Alckmin, qui est également ministre du Développement, de l'industrie et du commerce, a déclaré lors d'une conférence de presse qui a parlé samedi avec Lutnick, avec qui il avait déjà parlé il y a des mois, et a souligné que c'était un discours « si bon que cela a duré près de 50 minutes ».
Le haut responsable brésilien, responsable des négociations avec les États-Unis autour du différend commercial, a omis de donner des détails sur la conversation en soutenant que, comme il s'agit d'un discours institutionnel, il doit être maintenu «réservé», bien qu'il ait assuré qu'il était «productif».
Cependant, il a fait valoir que dans le dialogue, le Brésil a réitéré l'orientation donnée par le président Luiz Inacio Lula da Silva de progresser dans une négociation « sans contamination politique ou idéologique », mais s'est concentré sur la recherche d'une solution pour la question commerciale.

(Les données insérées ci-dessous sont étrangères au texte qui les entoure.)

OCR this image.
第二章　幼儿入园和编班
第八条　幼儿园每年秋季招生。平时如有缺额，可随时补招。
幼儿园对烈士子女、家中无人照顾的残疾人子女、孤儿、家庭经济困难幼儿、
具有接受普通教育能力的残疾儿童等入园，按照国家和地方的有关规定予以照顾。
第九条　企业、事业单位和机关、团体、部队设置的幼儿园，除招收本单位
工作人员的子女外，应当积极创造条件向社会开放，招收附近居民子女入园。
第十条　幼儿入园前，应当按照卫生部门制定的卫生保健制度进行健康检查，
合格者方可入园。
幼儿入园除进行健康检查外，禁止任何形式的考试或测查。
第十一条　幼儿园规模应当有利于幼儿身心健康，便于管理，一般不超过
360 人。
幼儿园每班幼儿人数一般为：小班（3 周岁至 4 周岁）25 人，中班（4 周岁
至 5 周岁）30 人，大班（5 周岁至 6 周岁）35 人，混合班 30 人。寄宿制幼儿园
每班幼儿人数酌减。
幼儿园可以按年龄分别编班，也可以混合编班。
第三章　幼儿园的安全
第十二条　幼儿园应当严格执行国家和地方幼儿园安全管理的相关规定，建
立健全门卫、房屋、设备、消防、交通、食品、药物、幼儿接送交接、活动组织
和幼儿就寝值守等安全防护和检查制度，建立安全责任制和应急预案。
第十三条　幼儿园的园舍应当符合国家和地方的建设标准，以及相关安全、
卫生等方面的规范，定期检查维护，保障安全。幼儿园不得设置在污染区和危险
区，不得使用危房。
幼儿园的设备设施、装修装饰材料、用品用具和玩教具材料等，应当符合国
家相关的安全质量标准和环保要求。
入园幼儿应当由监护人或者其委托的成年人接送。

« Le dialogue ne peut pas être un monologue », a déclaré le ministre, soulignant que le Brésil n'a jamais quitté la table de négociation et reste déterminé à résoudre le problème commercial.
« Nous ne créons pas le problème, mais nous voulons le résoudre. Il n'y a pas de justification économique ou commerciale pour une injustice de cette nature », a-t-il réitéré.

Début juillet, le président américain a annoncé des tarifs des 50% supplémentaires sur les produits brésiliens importés par les États-Unis.
Trump a justifié la mesure comme une réaction à la « chasse aux sorcières » subie par l'ancien président Jair Bolsonaro et a conditionné son soulèvement à la suspension du processus contre le chef ultra-droit, qui répond criminellement dans un procès accusé d'avoir dirigé le complot que le gouvernement Lula a tenté de renverser.
Les États-Unis sont la destination de 12% des exportations brésiliennes, qui a ajouté l'an dernier 40,3 milliards de dollars, tandis que les importations de la plus grande économie mondiale se trouvaient pour environ 40,5 milliards de dollars, ce qui nie l'argument de Trump selon lequel l'échange bilatéral est par rapport aux Brésiliens.
Dans le géant latino-américain, avec chaque jour qui passe et aborde la date fatidique, Hope cède la place à une sorte de paralysie générale qui devient de plus en plus le 1er août dans une météorite prête à impact et non à un ultimatum qui peut être évité ou, au moins, contenant.
Lundi, au Chili, Lula a utilisé des mots difficiles avec son homologue américain. « Nous ne sommes pas dans une guerre tarifaire. La guerre tarifaire commencera au moment où il répond à Trump, s'il ne change pas d'avis. Ses positions n'ont pas été adéquates. Personne ne peut menacer une décision judiciaire », a déclaré le président.
Depuis que Trump a assumé la présidence, il n'y a pas eu d'appel téléphonique ni de réunion officielle avec Lula.
Par conséquent, le gouvernement brésilien a désormais la pression des hommes d'affaires américains, indirectement affectés par des tarifs sur les produits brésiliens, de convaincre Trump de reconsidérer sa décision ou, au moins, de reporter sa demande au cas où les négociations échoueraient.